Amasya
"Amasya es el pueblo que Turquía se olvidó de poner en las postales, y casi me alegro, porque sentí que lo había descubierto yo solo."
Casas otomanas de madera se asoman sobre un cañón fluvial mientras las tumbas de los reyes pónticos vigilan desde los acantilados, y los huertos de manzanos perfuman todo el valle.

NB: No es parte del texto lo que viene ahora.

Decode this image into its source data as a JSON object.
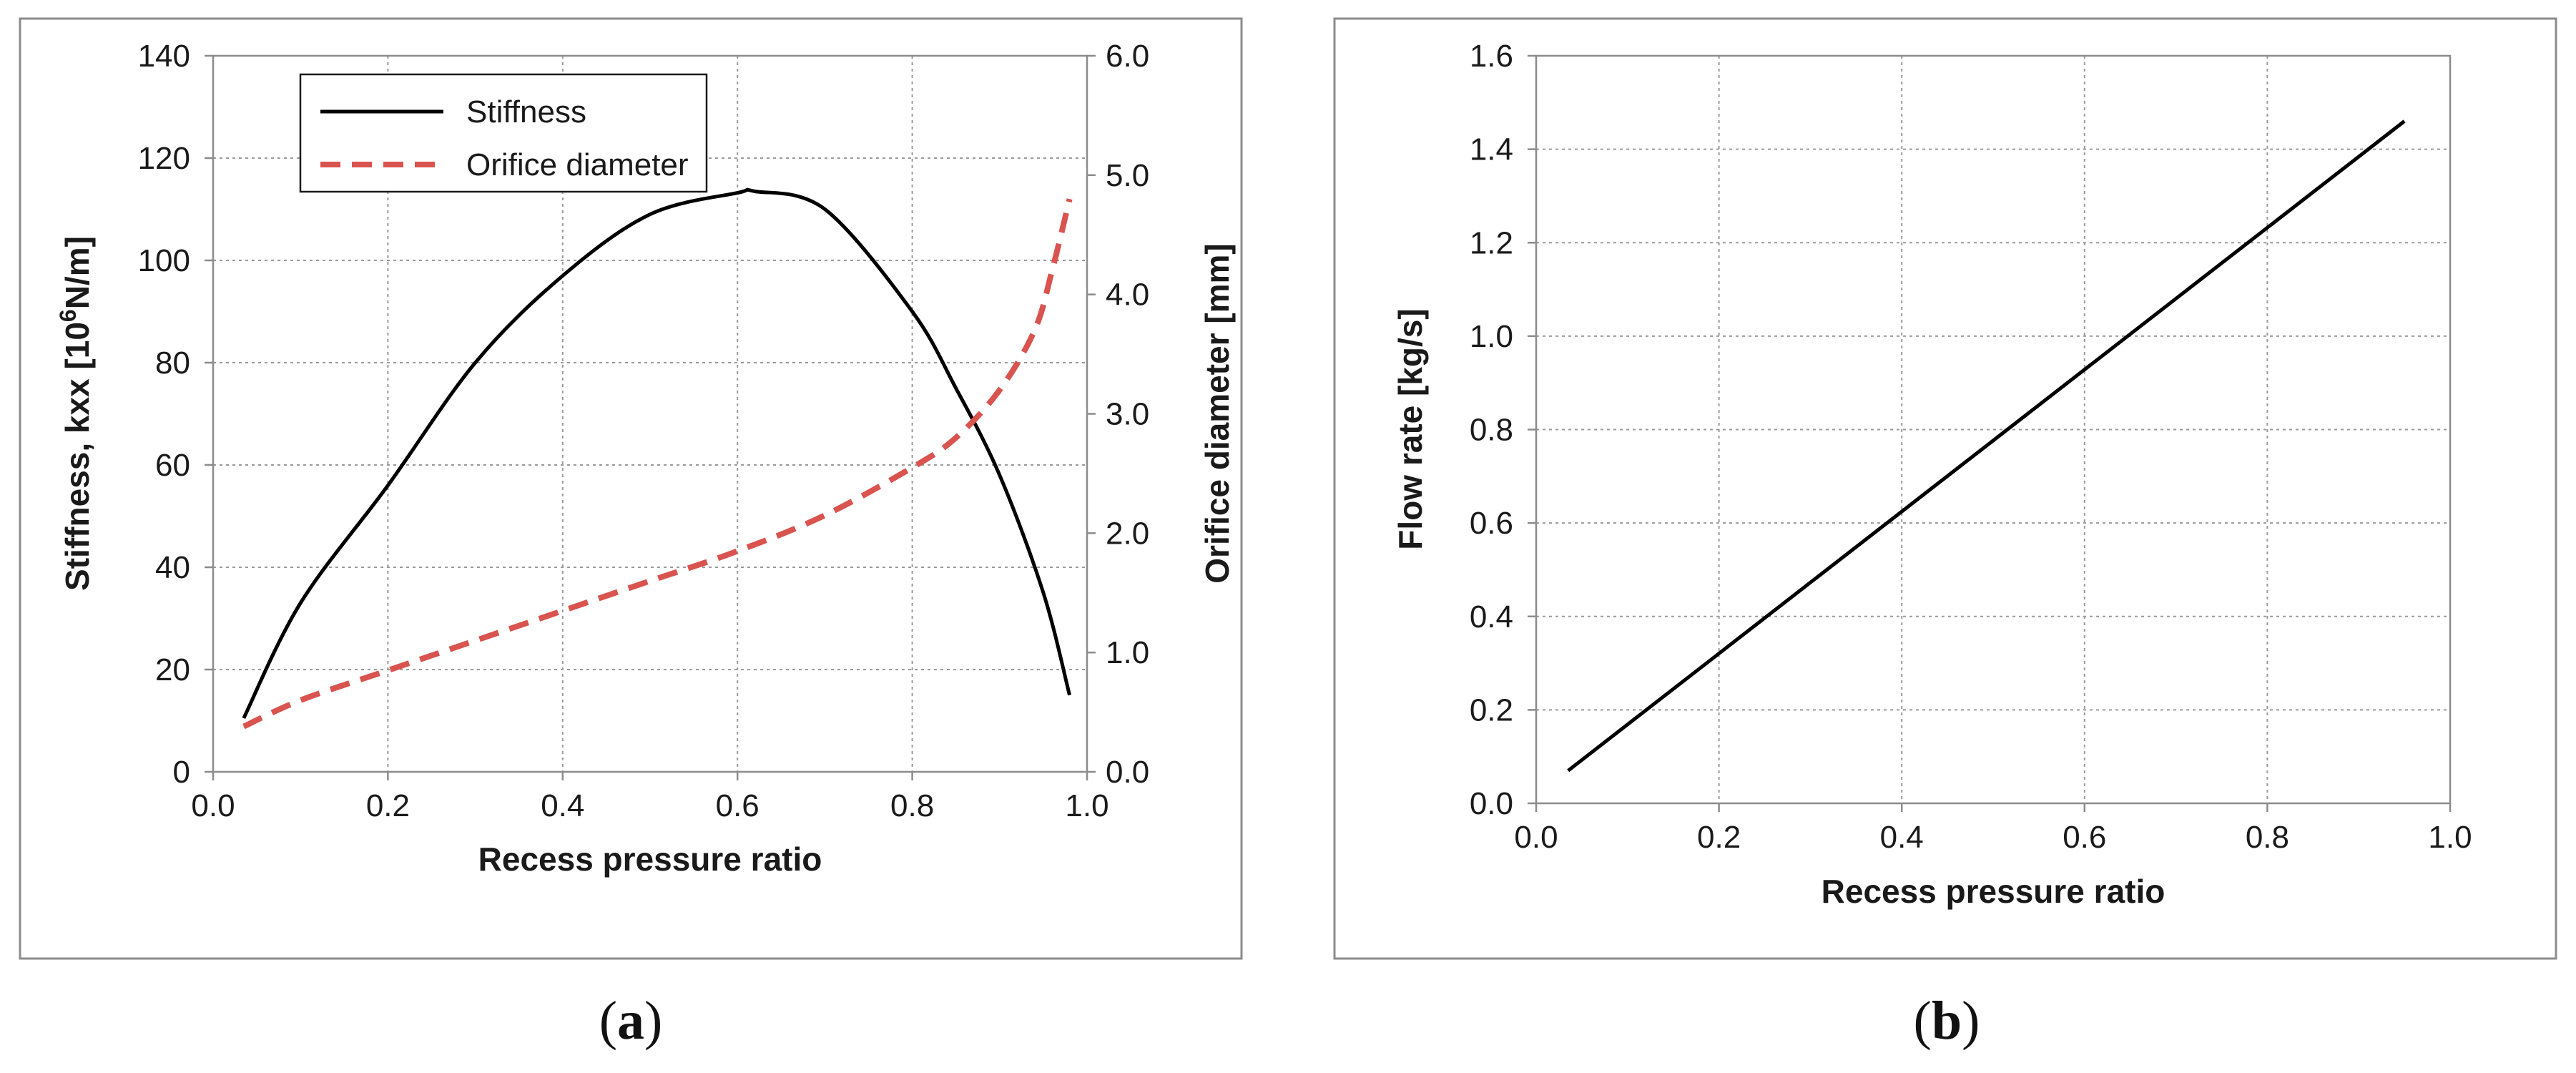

Llegué a Amasya al atardecer, cuando la luz le hacía algo injusto al pueblo — teñía las fachadas de madera a lo largo del río Yesilirmak de un color miel oscura, mientras detrás, talladas directamente en la roca del acantilado, las tumbas de los reyes pónticos permanecían iluminadas como el propio monumento privado del pueblo a la permanencia. Me quedé de pie en el puente un buen rato antes de hacer cualquier otra cosa. Doblas una esquina en Amasya y todo el valle se compone solo, como una sola fotografía sin que se lo pidas, y esta fue esa esquina.
Casas sobre el río, reyes en la roca
Las casas de época otomana que bordean ambas orillas del río todavía están habitadas, todavía cuelgan ropa tendida y macetas de geranios en balcones superiores que se inclinan levemente sobre el agua, con marcos de madera del color del té fuerte. Caminando por el sendero junto al río de noche, iluminado por cadenas de bombillas que se reflejaban en el agua, pasé junto a familias sentadas en sus escalones, una pareja pescando sin ningún propósito particular, un grupo de adolescentes discutiendo amigablemente sobre fútbol. Se sentía como un pueblo que simplemente había seguido viviendo dentro de su propia historia en lugar de convertirla en museo.
Por encima de todo esto — literalmente, talladas cuarenta metros hacia arriba en un acantilado vertical — están las tumbas de los reyes de Ponto, un antiguo reino que hizo de Amasya su capital hace más de dos mil años. Subí el sendero hasta ellas a la mañana siguiente, respirando con dificultad a mitad de camino, y encontré cámaras excavadas directamente en la roca con una ambición que parecía casi desafiante: el entierro como arquitectura, pensado para ser visto desde todo el valle durante milenios.

Manzanas y el valle más allá
El aroma que te sigue por todo Amasya, especialmente en otoño, es el de la manzana — la región es uno de los principales centros manzaneros de Turquía, y los huertos se derraman por las laderas en las afueras del pueblo en hileras ordenadas, la fruta apilada en cajas de madera en cada puesto de carretera. Le compré una bolsa a un agricultor cerca de las tumbas, y eran ácidas y densas de una manera que hacía que la versión de supermercado que conocía de mi tierra pareciera una fruta completamente distinta. Me contó, sin que se lo preguntara, que las manzanas de Amasya se enviaban como tributo a los sultanes otomanos, un detalle que no pude verificar pero que quise creer con muchas ganas.

Cuándo ir: Septiembre y octubre, cuando está en marcha la cosecha de manzanas y la luz a lo largo del río lo vuelve todo dorado; la primavera también es preciosa si buscas menos multitudes y huertos en flor en su lugar.